First, taxoptimizer.py parse the blast output report and add the NCBI Taxonomy database information to each HSP. It requires the bsddb3 python library
(https://pypi.python.org/pypi/bsddb3/), the Berkeley DB library (http://www.oracle.com),  the Golden program
(https://github.com/C3BI-pasteur-fr/golden) and the taxodb_ncbi (https://github.com/C3BI-pasteur-fr/taxodb_ncbi) or/and the taxo_rrna 
(https://github.com/C3BI-pasteur-fr/taxo_rrna) program to work. 

And, rankoptimizer.py analyze the taxonomy abundance of a set of sequences, pre-process by the taxoptimizer.py program, and format result with Krona,
an interactive metagenomic visualization in a Web browser (https://github.com/marbl/Krona). 
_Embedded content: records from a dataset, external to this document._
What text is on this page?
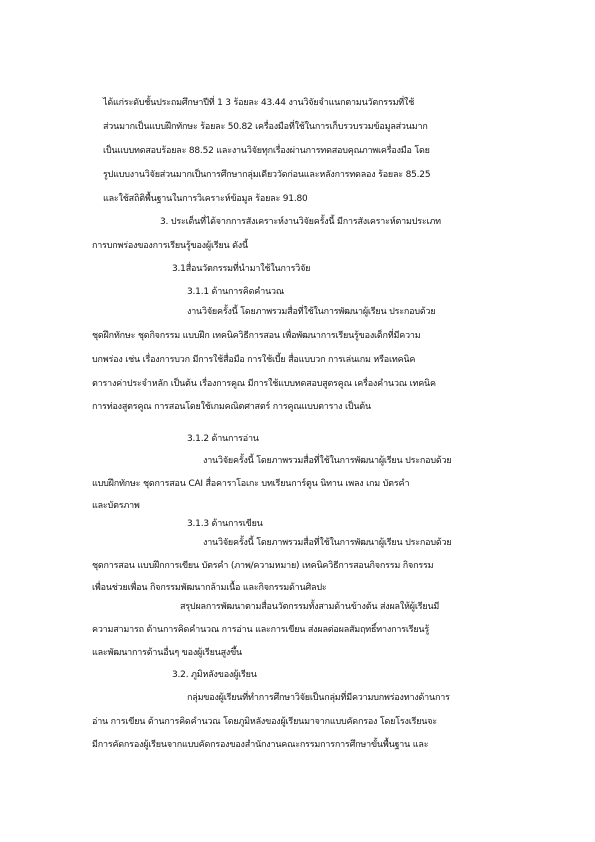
ได้แก่ระดับชั้นประถมศึกษาปีที่ 1 3 ร้อยละ 43.44 งานวิจัยจำแนกตามนวัตกรรมที่ใช้
ส่วนมากเป็นแบบฝึกทักษะ ร้อยละ 50.82 เครื่องมือที่ใช้ในการเก็บรวบรวมข้อมูลส่วนมาก
เป็นแบบทดสอบร้อยละ 88.52 และงานวิจัยทุกเรื่องผ่านการทดสอบคุณภาพเครื่องมือ โดย
รูปแบบงานวิจัยส่วนมากเป็นการศึกษากลุ่มเดียววัดก่อนและหลังการทดลอง ร้อยละ 85.25
และใช้สถิติพื้นฐานในการวิเคราะห์ข้อมูล ร้อยละ 91.80
3. ประเด็นที่ได้จากการสังเคราะห์งานวิจัยครั้งนี้ มีการสังเคราะห์ตามประเภท
การบกพร่องของการเรียนรู้ของผู้เรียน ดังนี้
3.1สื่อนวัตกรรมที่นำมาใช้ในการวิจัย
3.1.1 ด้านการคิดคำนวณ
งานวิจัยครั้งนี้ โดยภาพรวมสื่อที่ใช้ในการพัฒนาผู้เรียน ประกอบด้วย
ชุดฝึกทักษะ ชุดกิจกรรม แบบฝึก เทคนิควิธีการสอน เพื่อพัฒนาการเรียนรู้ของเด็กที่มีความ
บกพร่อง เช่น เรื่องการบวก มีการใช้สื่อมือ การใช้เบี้ย สื่อแบบวก การเล่นเกม หรือเทคนิค
ตารางค่าประจำหลัก เป็นต้น เรื่องการคูณ มีการใช้แบบทดสอบสูตรคูณ เครื่องคำนวณ เทคนิค
การท่องสูตรคูณ การสอนโดยใช้เกมคณิตศาสตร์ การคูณแบบตาราง เป็นต้น
3.1.2 ด้านการอ่าน
งานวิจัยครั้งนี้ โดยภาพรวมสื่อที่ใช้ในการพัฒนาผู้เรียน ประกอบด้วย
แบบฝึกทักษะ ชุดการสอน CAI สื่อคาราโอเกะ บทเรียนการ์ตูน นิทาน เพลง เกม บัตรคำ
และบัตรภาพ
3.1.3 ด้านการเขียน
งานวิจัยครั้งนี้ โดยภาพรวมสื่อที่ใช้ในการพัฒนาผู้เรียน ประกอบด้วย
ชุดการสอน แบบฝึกการเขียน บัตรคำ (ภาพ/ความหมาย) เทคนิควิธีการสอนกิจกรรม กิจกรรม
เพื่อนช่วยเพื่อน กิจกรรมพัฒนากล้ามเนื้อ และกิจกรรมด้านศิลปะ
สรุปผลการพัฒนาตามสื่อนวัตกรรมทั้งสามด้านข้างต้น ส่งผลให้ผู้เรียนมี
ความสามารถ ด้านการคิดคำนวณ การอ่าน และการเขียน ส่งผลต่อผลสัมฤทธิ์ทางการเรียนรู้
และพัฒนาการด้านอื่นๆ ของผู้เรียนสูงขึ้น
3.2. ภูมิหลังของผู้เรียน
กลุ่มของผู้เรียนที่ทำการศึกษาวิจัยเป็นกลุ่มที่มีความบกพร่องทางด้านการ
อ่าน การเขียน ด้านการคิดคำนวณ โดยภูมิหลังของผู้เรียนมาจากแบบคัดกรอง โดยโรงเรียนจะ
มีการคัดกรองผู้เรียนจากแบบคัดกรองของสำนักงานคณะกรรมการการศึกษาขั้นพื้นฐาน และ
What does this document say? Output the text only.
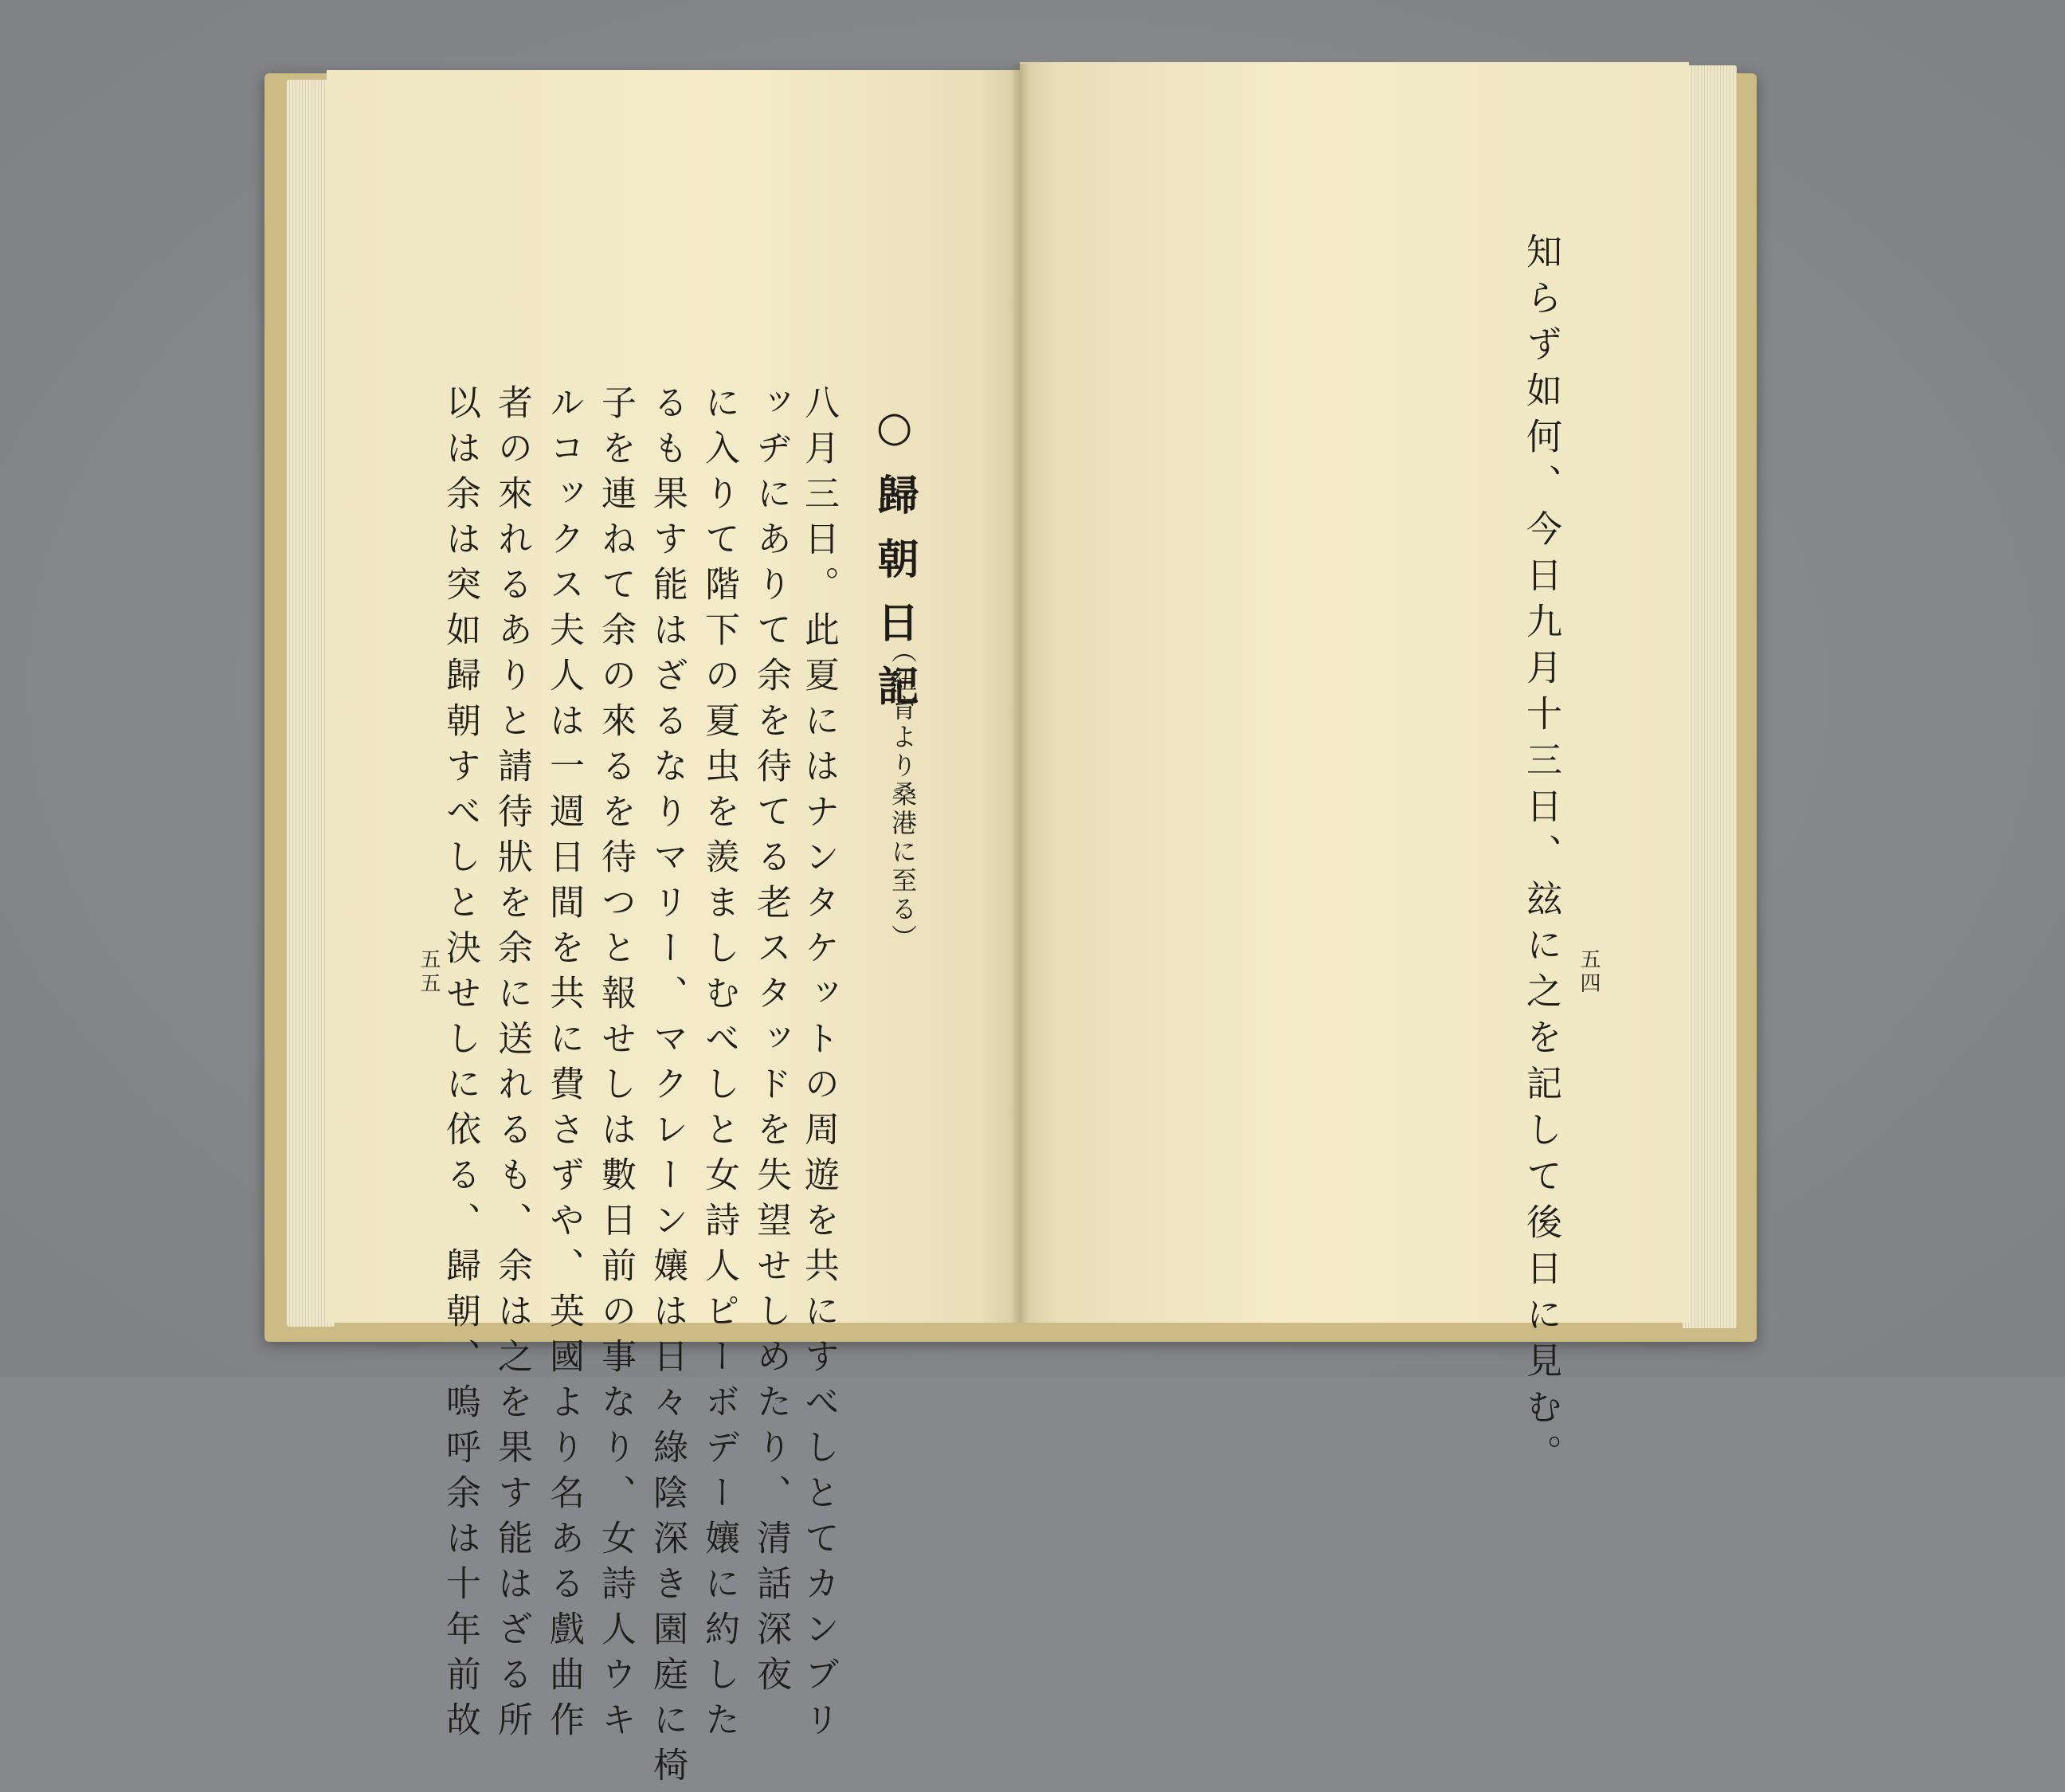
○歸朝日記
（紐育より桑港に至る）
八月三日。此夏にはナンタケットの周遊を共にすべしとてカンブリ
ッヂにありて余を待てる老スタッドを失望せしめたり、清話深夜
に入りて階下の夏虫を羨ましむべしと女詩人ピーボデー孃に約した
るも果す能はざるなりマリー、マクレーン孃は日々綠陰深き園庭に椅
子を連ねて余の來るを待つと報せしは數日前の事なり、女詩人ウキ
ルコックス夫人は一週日間を共に費さずや、英國より名ある戲曲作
者の來れるありと請待狀を余に送れるも、余は之を果す能はざる所
以は余は突如歸朝すべしと決せしに依る、歸朝、嗚呼余は十年前故
五五	知らず如何、今日九月十三日、玆に之を記して後日に見む。 五四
Finaly, kronaextract.py extract sub-list of Query ID from a set of sequences matching a given taxon name and/or their offset number in the rankoptimizer.py output.

INSTALL:
 $ tar xfvz taxo_pack-2.0.tar.gz
 $ cd taxo_pack-2.0
 $ python setut.py install 
 
Downloading and Installing prerequisites:
----------------------------------------
 
 1) Install https://github.com/C3BI-pasteur-fr/golden
 2) Install https://github.com/C3BI-pasteur-fr/taxodb_ncbi and/or https://github.com/C3BI-pasteur-fr/taxo_rrna
 3) Install Berkeley DB library from http://www.oracle.com
 4) Install https://pypi.python.org/pypi/bsddb3 

DATA PREPRATION:
---------------
Creation of database indexes with goldin (https://github.com/C3BI-pasteur-fr/golden)
 $ cd my_working_directory
 $ mkdir uniprot
 $ tar xfvz ~/taxo_pack-2.0/test/part_of_uniprot.db.tar.gz
 $ mv part_of_uniprot.db uniprot
 $ goldin uniprot uniprot/part_of_uniprot.db
 $ export GOLDENDATA='/user_path/my_working_directory'

Creation of the NCBI Taxonomy Database in Berkeley DB library (https://github.com/C3BI-pasteur-fr/taxodb_ncbi)
 $ taxodb.py -n names.dmp -d nodes.dmp -b ncbi_osVSoc.bdb 
Creation of the RRNA taxonomy in Berkeley DB library (https://github.com/C3BI-pasteur-fr/taxo_rrna)
$ python taxodb_rrna.py -i current_GREENGENES_gg16S_unaligned.fasta -n greengenes -b gg_accVosoc.bdb
$ python taxodb_rrna.py -i LSURef_111_tax_silva.fasta -n silva_lsu -b silva_lsu_accVosoc.bdb
$ python taxodb_rrna.py -i SSURef_111_NR_tax_silva.fasta -n silva_ssu  -b silva_ssu_accVosoc.bdb

 Note: A compress ncbi_taxodb.bdb file is in taxo_pack-2.0/test repository 

You have two possibilities to use the Berkeley DB library.
The first one is to specify the bdb file on the command line with the -b option of the taxoptimizer program and the second one is to to store bdb files in one ore
more specific directories. In that case, you have to define NCBITAXODB_BDB, GGTAXODB_BDB or/and SILVATAXODB_BDB environment variable(s). 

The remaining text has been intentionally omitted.